In spite of the fact that several later attacks were labeled as terrorist incidents, no federal monies were allocated to help the victims of the:

  • Dec. 14, 2012 Sandy Hook Elementary School massacre (not ruled a terrorist attack)
  • Dec. 2, 2015 San Bernardino shooting that killed 14
  • Oct. 31, 2017 incident in which a man originally from Uzbekistan, allegedly drove a rented truck into a crowd of pedestrians and cyclists on a bike path near the World Trade Center in Manhattan
  • Nov. 28, 2016 indicated at Ohio State University, where a person ran his car into a group of students and then slashed people with a butcher knife (ISIS claimed responsibility for the attack)
  • October 1, 2017 Las Vegas shooting (this incident has not generally been referred to as a terrorist attack)

I could go on. The attack on 9/11 was/is, of course, a hot topic. It led to a swift reaction. The message sent: If you were a high-paid Wall Street professional or someone associated with the Pentagon, your survivors warrant not only our “thoughts and prayers” (the statement quickly made following any tragedy these days), but significant compensatory benefits. If you teach school, work in a nightclub, or live in “fly-over” America, your survivors better hope you secured adequate life insurance. “Nothing to see here …. Move along.”

Burden Should be on the Legislature to Justify Disparate Treatment

I repeat, “What does Florida have against teachers?” Why shouldn’t the burden of justifying such disparate treatment of employees within the state be on the legislature? It is one thing to bar recovery for mental injuries any any employees within the state. It is an altogether different thing to carve out one set of employees, deem that that warrant special treatment, and then cast a blind eye to countless others who face the same, or worse, as they go about their daily jobs earning a living in the classroom, the nightclub, or any other Florida business establishment.

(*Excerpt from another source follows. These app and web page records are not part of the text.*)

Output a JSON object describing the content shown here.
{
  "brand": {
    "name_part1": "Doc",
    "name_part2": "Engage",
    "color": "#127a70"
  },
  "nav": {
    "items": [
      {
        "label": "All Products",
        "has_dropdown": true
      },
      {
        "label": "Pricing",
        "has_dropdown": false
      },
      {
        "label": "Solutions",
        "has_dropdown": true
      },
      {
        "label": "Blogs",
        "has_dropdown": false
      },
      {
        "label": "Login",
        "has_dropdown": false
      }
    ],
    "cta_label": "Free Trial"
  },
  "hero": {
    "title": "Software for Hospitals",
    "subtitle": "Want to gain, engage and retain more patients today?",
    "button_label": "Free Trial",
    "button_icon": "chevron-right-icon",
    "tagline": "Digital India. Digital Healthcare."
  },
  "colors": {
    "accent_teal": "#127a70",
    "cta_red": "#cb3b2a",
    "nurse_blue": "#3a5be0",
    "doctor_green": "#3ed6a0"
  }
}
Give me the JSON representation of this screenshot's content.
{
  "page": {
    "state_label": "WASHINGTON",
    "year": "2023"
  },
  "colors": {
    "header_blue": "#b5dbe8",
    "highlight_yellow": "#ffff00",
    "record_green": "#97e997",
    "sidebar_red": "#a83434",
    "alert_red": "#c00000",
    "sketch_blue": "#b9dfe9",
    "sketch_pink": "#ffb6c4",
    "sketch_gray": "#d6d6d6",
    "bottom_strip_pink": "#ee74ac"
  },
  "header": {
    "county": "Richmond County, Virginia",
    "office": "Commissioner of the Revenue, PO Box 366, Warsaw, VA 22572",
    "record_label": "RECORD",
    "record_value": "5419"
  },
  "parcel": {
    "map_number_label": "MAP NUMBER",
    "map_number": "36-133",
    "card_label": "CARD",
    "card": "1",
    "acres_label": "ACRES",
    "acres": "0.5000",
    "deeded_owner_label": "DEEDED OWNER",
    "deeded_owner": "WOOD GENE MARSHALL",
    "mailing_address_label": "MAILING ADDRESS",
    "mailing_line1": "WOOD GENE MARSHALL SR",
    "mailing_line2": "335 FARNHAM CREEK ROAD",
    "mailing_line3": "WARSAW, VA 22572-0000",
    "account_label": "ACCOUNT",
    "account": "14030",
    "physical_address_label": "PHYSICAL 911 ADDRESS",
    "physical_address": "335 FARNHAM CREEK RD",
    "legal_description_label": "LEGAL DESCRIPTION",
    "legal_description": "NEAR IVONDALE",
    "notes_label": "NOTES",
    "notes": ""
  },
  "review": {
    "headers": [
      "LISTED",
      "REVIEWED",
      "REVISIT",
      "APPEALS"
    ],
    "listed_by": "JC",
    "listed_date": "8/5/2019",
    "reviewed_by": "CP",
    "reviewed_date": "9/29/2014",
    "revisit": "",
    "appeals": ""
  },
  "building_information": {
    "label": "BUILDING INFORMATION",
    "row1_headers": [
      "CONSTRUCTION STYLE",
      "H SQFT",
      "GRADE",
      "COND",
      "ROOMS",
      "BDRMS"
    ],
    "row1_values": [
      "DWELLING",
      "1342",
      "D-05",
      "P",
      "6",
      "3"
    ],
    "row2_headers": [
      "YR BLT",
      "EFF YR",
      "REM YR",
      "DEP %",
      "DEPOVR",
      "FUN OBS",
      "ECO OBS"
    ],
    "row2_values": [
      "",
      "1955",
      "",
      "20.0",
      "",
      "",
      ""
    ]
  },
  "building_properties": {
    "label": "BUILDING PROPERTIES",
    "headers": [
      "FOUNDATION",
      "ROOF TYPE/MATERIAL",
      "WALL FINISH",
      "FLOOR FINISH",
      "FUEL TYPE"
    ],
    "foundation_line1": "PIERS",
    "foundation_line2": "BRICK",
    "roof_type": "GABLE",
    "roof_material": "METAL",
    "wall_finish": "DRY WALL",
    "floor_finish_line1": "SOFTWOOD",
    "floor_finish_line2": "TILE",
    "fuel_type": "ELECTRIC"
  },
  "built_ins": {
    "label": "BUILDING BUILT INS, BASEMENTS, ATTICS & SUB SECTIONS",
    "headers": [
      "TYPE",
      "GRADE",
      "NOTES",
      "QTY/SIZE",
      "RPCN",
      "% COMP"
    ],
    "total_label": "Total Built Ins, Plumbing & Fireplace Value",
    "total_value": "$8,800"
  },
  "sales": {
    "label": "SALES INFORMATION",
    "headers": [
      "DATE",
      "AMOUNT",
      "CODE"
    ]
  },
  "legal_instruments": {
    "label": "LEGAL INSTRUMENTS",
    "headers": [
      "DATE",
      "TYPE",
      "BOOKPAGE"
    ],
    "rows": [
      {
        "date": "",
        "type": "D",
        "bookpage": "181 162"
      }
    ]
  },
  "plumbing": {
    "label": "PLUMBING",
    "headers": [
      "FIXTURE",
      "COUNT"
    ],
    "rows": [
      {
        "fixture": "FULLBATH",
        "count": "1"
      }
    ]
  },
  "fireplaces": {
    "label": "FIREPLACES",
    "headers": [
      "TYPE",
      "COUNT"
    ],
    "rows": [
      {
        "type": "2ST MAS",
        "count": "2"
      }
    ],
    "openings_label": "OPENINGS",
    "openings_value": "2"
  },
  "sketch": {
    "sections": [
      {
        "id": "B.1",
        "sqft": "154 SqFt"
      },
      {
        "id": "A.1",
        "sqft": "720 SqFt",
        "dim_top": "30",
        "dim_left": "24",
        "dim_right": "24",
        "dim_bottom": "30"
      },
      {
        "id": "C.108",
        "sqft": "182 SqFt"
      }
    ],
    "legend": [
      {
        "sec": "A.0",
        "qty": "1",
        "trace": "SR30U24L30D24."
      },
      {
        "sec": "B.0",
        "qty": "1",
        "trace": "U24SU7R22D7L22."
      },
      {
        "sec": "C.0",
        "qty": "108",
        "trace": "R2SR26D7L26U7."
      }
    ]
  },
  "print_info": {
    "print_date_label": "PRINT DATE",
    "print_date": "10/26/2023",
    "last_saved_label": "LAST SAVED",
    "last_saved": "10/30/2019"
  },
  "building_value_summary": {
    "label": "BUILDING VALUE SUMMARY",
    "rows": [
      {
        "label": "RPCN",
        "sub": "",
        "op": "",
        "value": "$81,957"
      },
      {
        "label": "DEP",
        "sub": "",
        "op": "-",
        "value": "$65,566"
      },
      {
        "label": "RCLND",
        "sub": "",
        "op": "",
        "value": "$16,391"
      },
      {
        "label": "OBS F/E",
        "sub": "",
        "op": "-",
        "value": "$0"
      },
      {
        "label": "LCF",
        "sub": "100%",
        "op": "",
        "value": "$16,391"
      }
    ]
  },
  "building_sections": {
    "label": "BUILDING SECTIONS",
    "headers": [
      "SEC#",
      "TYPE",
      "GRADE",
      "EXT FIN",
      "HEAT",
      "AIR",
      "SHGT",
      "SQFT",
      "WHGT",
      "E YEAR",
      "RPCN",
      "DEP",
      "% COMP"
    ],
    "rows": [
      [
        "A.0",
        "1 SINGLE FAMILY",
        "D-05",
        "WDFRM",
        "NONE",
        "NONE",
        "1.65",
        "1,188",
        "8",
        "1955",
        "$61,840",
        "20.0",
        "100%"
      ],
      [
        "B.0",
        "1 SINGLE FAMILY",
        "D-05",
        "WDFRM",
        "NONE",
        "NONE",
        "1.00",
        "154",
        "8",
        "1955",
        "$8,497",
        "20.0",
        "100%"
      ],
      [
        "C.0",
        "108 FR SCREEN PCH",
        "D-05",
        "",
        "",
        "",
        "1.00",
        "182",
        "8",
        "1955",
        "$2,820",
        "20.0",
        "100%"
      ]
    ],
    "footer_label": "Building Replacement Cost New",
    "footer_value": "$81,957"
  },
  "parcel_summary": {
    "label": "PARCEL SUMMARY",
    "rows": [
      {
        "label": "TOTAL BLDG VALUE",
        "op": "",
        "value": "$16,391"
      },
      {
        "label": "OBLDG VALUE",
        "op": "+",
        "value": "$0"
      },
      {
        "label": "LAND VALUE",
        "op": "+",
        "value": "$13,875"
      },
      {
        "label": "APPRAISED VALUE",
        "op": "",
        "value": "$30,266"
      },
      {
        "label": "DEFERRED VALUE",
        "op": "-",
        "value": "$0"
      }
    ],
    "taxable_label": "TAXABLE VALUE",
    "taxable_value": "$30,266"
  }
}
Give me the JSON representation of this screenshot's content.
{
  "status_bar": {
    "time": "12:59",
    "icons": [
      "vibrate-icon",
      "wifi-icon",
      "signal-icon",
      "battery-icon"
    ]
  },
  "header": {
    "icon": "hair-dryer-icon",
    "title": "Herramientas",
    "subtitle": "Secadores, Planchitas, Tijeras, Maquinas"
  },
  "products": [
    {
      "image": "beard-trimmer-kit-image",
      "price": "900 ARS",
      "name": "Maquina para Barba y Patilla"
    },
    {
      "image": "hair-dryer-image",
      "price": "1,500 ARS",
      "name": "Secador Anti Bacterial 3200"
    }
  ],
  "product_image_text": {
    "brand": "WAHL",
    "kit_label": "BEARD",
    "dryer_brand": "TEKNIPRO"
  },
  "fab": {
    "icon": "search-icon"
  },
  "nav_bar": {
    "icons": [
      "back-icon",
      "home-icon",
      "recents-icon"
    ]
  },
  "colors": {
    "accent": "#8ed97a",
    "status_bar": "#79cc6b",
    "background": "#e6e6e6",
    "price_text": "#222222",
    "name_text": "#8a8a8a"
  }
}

By the Way: Washington State Joins Florida in PTSD Protection for First Responders

Florida is, of course, not alone. Last week, Governor of Washington, Jay Inslee, signed an amendment into law that also extended PTSD coverage to “first responders.” Unlike the Florida law, Washington’s statute provides a presumption that a first responder’s PTSD is compensable as the first responder has been in the field for ten years or more before the condition developed. An expert psychologist must also certify that the injury was not present at the time the first responder took the job.